The problem is not that promises of communication are overly idealistic. It’s that the thinking about communication gets to hide behind its own idealism—gets to hide how we make meaning and what we communicate when we do communicate. As Peters points out, this stance is easy to confuse with modes of interrogation that have come to define what Europeans and Americans have traditionally thought of as solid argumentation: parrhesia, speaking truth to power, the Socratic method, the test by ridicule. But trolling abandons both the shared purpose of a communication (to convince one another, to engage in dialogue) and the shared audience to which both you and the person challenging you want to appeal. What remains is the cynical subject, as Peters describes it: “cool, aloof, and self-contained.” The troll is in control of when you lose control.
The philosopher Peter Sloterdijk once described modern cynicism as enlightened false consciousness: we are able to get by acting as though we believe in things we don’t. Painting the troll as the ultimate cynic, as Peters does, or as heir to a long line of heretics, as the journalist Angela Nagle does in her book Kill All Normies (2017), is both accurate and perhaps a bit too generous. Peters and Nagle certainly capture one aspect of what trolling is, but in central respects the troll is a cynic who represses the fact that he is a cynic. The cynics of antiquity were the natural foes of the authority of tradition. The supposed traditions their postmodern heirs delight in attacking are women writing in traditionally masculine domains, political correctness, trans people being treated as people. The somewhat older traditions of white supremacy, androcentrism, and eurocentrism they are content to leave standing. And the supposed traditions and orthodoxies they like to pick on do not enjoy broad legitimacy across the West, let alone the world. One could be forgiven, in other words, for suspecting the trolls of 4chan and Reddit of making a fairly clear argument. Our ironists, it turns out, are faithful people.
Nagle’s Kill All Normies expresses profound bafflement as to how “the culture of 4chan, Anonymous etc., in the pre-gamergate days” eventually came to be characterized “by a particularly dark preoccupation with thwarted or failed white Western masculinity.” Nagle insists that it “could have gone another way.” But in a sense, troll culture didn’t really hijack the revolutionary potential inherent in social media culture. Rather than ripping the fabric, troll culture astutely followed the seams and stitching to where they logically led.
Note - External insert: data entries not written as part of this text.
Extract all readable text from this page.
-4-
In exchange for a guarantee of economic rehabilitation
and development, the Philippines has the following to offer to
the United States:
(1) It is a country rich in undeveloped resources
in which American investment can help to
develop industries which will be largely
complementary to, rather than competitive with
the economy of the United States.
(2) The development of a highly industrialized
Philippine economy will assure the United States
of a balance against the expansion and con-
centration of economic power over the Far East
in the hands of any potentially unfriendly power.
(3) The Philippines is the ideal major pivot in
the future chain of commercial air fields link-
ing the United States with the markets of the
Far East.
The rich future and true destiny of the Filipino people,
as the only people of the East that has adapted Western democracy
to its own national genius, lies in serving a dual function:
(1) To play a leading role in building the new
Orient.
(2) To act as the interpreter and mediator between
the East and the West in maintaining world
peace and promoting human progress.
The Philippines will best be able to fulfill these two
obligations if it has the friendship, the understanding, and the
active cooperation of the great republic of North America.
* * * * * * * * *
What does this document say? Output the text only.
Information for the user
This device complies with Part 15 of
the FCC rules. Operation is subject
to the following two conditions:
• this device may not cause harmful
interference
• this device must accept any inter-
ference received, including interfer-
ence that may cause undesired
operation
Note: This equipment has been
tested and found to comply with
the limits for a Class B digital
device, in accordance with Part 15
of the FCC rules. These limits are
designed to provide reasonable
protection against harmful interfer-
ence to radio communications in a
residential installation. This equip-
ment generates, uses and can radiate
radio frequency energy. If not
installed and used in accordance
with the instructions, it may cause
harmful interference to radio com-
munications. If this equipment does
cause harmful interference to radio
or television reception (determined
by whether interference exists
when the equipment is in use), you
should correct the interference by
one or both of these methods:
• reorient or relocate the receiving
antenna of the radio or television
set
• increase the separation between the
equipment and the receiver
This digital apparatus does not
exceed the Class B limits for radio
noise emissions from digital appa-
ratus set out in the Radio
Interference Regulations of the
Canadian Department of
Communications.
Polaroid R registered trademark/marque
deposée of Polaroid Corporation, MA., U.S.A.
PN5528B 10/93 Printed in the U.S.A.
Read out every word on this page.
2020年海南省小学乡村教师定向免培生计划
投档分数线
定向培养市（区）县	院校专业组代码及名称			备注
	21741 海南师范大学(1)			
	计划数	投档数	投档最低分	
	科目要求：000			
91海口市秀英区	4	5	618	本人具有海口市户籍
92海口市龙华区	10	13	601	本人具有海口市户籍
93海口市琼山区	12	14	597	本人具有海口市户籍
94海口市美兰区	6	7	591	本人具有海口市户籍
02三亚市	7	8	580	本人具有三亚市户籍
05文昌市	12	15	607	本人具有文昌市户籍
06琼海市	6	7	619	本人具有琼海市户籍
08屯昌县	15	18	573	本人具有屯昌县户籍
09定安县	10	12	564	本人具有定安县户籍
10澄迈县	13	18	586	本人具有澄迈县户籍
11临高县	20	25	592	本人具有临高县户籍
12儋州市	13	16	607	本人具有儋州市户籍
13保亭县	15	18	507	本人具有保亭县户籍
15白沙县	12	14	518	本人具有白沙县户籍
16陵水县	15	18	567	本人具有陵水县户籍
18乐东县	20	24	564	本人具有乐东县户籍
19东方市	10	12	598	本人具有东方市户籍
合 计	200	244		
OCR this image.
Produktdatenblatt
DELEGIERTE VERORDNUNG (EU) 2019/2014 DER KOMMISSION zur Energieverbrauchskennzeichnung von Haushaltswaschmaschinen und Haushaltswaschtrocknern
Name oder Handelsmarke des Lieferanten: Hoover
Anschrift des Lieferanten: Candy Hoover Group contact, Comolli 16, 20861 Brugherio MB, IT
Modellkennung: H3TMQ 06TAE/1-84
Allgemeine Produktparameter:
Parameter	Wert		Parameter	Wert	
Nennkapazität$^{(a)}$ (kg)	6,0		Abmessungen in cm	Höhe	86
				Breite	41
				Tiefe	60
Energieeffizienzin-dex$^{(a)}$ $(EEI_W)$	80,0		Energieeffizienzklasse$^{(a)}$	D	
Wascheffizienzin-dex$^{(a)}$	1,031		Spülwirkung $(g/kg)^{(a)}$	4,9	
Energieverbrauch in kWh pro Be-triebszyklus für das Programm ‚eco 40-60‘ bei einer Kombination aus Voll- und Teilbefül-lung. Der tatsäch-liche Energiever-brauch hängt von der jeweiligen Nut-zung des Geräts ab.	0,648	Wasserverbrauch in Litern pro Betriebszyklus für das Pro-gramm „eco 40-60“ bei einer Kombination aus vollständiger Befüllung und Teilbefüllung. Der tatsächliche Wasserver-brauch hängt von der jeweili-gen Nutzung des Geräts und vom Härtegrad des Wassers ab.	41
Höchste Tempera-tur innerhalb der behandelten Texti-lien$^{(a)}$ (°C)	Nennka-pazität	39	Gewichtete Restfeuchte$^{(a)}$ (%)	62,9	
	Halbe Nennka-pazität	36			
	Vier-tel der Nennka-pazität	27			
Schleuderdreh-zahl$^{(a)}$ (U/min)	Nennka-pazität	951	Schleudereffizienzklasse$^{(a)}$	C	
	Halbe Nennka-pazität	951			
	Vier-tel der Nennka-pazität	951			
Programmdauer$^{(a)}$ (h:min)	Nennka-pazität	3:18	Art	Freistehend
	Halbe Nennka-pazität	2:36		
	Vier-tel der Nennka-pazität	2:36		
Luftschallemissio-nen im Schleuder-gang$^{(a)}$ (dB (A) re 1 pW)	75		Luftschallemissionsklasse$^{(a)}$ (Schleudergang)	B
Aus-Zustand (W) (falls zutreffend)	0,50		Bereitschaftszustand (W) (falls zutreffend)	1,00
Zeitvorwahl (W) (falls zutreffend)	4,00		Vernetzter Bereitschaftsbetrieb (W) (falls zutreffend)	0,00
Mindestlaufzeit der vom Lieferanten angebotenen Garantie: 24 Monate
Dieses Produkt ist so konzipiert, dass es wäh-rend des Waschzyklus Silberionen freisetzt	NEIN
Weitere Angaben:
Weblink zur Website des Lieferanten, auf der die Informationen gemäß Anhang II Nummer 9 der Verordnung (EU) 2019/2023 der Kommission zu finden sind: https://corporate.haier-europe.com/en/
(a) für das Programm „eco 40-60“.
The ideology of any social media platform makes it easy to misunderstand what one is doing as being highly individualized, and to forget that the platform is set up to enable and disable certain communicative maneuvers. As Nick Srnicek, a researcher of digital capitalism, has put it, the great commercial platforms may present themselves “as an empty vessel for market forces,” but in truth they shape “the appearance of a market.” The same is true for the great communication platforms. The troll represents a double exploitation of this state of affairs: He exploits the fact that the platform doesn’t just passively reflect a “marketplace of ideas” (if there were such a thing) but rather shapes what kind of content can be transported. And he exploits the fact that the companies running the platform can’t really acknowledge this fact.